Esta larga explicación me lleva a interpelar al lector cubano, especialmente al que vive y vota en Estados Unidos. Si usted adversa la autocracia cubana pero celebra el populismo trumpista, su compromiso democrático es precario. Si celebra -franca o veladamente- al castrismo mientras critica a Trump ese compromiso es, simplemente, falso. Lo único coherente con la democracia, en el más exacto sentido del término, es oponerse de modo simultáneo pero diferenciado a ambos fenómenos. Y mantener, también, una postura crítica a los leninistas que pretenden desvirtuar la agenda reformista del Partido Demócrata.

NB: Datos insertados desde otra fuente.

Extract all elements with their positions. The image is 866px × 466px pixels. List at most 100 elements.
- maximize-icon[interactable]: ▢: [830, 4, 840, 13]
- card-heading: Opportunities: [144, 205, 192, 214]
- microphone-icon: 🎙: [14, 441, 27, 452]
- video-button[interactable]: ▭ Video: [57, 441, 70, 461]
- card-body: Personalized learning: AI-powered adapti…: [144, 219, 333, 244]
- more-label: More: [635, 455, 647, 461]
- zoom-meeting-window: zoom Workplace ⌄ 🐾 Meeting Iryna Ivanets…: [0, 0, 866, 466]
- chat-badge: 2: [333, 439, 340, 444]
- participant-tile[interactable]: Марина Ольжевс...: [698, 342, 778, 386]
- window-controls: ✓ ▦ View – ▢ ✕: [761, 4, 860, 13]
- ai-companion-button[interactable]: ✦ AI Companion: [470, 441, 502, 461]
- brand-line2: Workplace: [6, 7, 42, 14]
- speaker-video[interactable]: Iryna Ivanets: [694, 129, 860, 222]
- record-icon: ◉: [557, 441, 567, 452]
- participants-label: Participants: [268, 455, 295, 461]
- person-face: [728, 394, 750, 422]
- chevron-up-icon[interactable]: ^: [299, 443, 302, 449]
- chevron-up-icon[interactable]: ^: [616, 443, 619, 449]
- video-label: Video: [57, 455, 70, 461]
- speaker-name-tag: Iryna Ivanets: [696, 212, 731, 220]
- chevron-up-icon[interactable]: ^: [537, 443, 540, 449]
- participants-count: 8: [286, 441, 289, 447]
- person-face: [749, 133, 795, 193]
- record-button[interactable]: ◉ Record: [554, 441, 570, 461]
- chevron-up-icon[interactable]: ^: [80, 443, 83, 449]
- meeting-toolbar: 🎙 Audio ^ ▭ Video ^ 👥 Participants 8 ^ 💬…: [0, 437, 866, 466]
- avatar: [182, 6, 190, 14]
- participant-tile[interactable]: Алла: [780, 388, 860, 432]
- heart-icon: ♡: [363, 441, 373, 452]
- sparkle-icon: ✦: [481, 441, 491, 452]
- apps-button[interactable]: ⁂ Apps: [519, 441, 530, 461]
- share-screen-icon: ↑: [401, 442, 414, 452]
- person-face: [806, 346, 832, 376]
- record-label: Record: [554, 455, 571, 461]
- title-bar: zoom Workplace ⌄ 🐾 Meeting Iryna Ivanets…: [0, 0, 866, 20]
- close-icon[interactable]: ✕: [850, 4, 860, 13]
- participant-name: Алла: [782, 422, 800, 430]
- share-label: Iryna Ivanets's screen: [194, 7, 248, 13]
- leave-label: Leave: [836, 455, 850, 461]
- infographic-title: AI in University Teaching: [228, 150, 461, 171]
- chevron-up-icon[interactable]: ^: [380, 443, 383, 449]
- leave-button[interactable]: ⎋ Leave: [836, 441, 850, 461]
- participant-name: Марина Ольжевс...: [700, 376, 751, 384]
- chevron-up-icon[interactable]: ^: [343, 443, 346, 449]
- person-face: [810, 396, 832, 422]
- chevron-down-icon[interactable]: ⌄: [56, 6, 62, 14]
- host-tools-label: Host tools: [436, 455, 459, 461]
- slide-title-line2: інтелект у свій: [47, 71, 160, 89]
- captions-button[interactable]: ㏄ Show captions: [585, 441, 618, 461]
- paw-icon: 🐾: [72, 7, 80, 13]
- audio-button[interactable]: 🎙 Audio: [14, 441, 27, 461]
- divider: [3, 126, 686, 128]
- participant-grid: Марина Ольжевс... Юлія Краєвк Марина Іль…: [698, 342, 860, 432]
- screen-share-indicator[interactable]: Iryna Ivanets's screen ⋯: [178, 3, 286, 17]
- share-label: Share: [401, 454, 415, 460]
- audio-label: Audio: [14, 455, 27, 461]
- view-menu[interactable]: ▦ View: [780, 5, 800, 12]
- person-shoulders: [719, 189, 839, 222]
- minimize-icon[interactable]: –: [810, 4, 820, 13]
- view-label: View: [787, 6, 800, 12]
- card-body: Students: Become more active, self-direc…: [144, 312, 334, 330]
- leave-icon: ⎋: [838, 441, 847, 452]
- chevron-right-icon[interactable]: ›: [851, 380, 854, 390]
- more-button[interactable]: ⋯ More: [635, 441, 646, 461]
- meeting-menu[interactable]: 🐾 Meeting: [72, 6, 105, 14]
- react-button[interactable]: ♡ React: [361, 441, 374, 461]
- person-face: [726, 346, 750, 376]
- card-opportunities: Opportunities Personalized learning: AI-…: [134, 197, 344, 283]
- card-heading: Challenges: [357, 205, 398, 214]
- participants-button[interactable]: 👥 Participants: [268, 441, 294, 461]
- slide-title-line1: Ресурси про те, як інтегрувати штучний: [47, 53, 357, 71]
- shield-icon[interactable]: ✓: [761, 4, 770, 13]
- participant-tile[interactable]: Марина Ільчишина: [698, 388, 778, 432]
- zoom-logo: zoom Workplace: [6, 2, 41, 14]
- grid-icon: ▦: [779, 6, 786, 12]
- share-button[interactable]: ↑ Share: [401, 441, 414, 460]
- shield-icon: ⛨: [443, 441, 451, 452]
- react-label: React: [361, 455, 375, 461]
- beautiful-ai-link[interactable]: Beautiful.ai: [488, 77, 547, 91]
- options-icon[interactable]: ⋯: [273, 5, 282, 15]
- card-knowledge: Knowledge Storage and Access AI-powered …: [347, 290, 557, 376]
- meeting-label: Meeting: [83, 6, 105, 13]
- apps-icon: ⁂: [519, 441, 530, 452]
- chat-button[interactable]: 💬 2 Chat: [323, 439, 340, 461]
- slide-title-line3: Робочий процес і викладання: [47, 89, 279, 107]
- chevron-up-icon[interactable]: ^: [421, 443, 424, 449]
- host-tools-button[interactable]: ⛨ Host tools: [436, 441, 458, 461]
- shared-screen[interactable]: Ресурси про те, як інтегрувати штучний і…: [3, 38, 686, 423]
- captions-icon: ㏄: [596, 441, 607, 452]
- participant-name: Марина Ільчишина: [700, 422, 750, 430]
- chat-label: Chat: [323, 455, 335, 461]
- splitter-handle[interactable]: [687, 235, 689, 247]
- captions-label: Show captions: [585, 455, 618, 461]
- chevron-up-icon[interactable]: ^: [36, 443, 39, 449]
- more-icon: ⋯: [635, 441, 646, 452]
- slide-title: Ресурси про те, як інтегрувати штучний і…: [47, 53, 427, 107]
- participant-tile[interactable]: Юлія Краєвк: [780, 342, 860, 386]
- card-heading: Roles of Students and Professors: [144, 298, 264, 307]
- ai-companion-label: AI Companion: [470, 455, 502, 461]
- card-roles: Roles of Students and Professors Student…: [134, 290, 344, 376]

Cuando le parezca difícil evitar el pensamiento dócil, lea a gente ajena a los lugares comunes. Si es gente que toma partido, tanto mejor. Lea a gente como Néstor Díaz de Villegas, Enrique del Risco e Iván de la Nuez, por ejemplo. Cruce y contraste la mayor cantidad de informaciones y pareceres posible, desde CNN a Fox News. Sacúdase los Granmas y los CDR que todos llevamos dentro.
Evite evaluar las necesidades de los cubanos -rehenes todos del desgobierno insular- desde las coyunturas y urgencias de Estados Unidos. Y viceversa. Revise su propio accionar. Si apoya las presiones de Trump, medite si son compatibles con las repetidas vacaciones que pasó durante el deshielo en los hoteles de GAESA. Si simpatiza con el engagement de Biden, piense como los emprendedores cubanos fueron asfixiados, también desde Obama, por los monopolios de GAESA.
Insistamos, gane quien gane, en que la política hacia Cuba sea bipartidista, sostenida y planificada. Sin chances para la improvisación o el apaciguamiento. Como sucede en los casos de Israel o Taiwán. No más rehén de la politiquería electorera, de aquí a cuatro años. Sí orientada a la solidaridad democrática con la sociedad civil insular.
La batalla del 3 de noviembre no es solo otra contienda democrática en las urnas de esa gran nación. Se libra, también, en la mente de cada ciudadano de Estados Unidos de América. Incluidos los cubanos y cubamericanos, sean inmigrantes, naturalizados o nacidos en ese país. Ojalá haya ahí espacio para dejar de un rato lado la llamada de la tribu. Para captar, libremente, la complejidad del mundo. Pues, como diría el gran Scott Fitzgerald la prueba de una inteligencia de primera clase es la capacidad para retener dos ideas opuestas en la mente al mismo tiempo, y seguir conservando la capacidad de funcionar.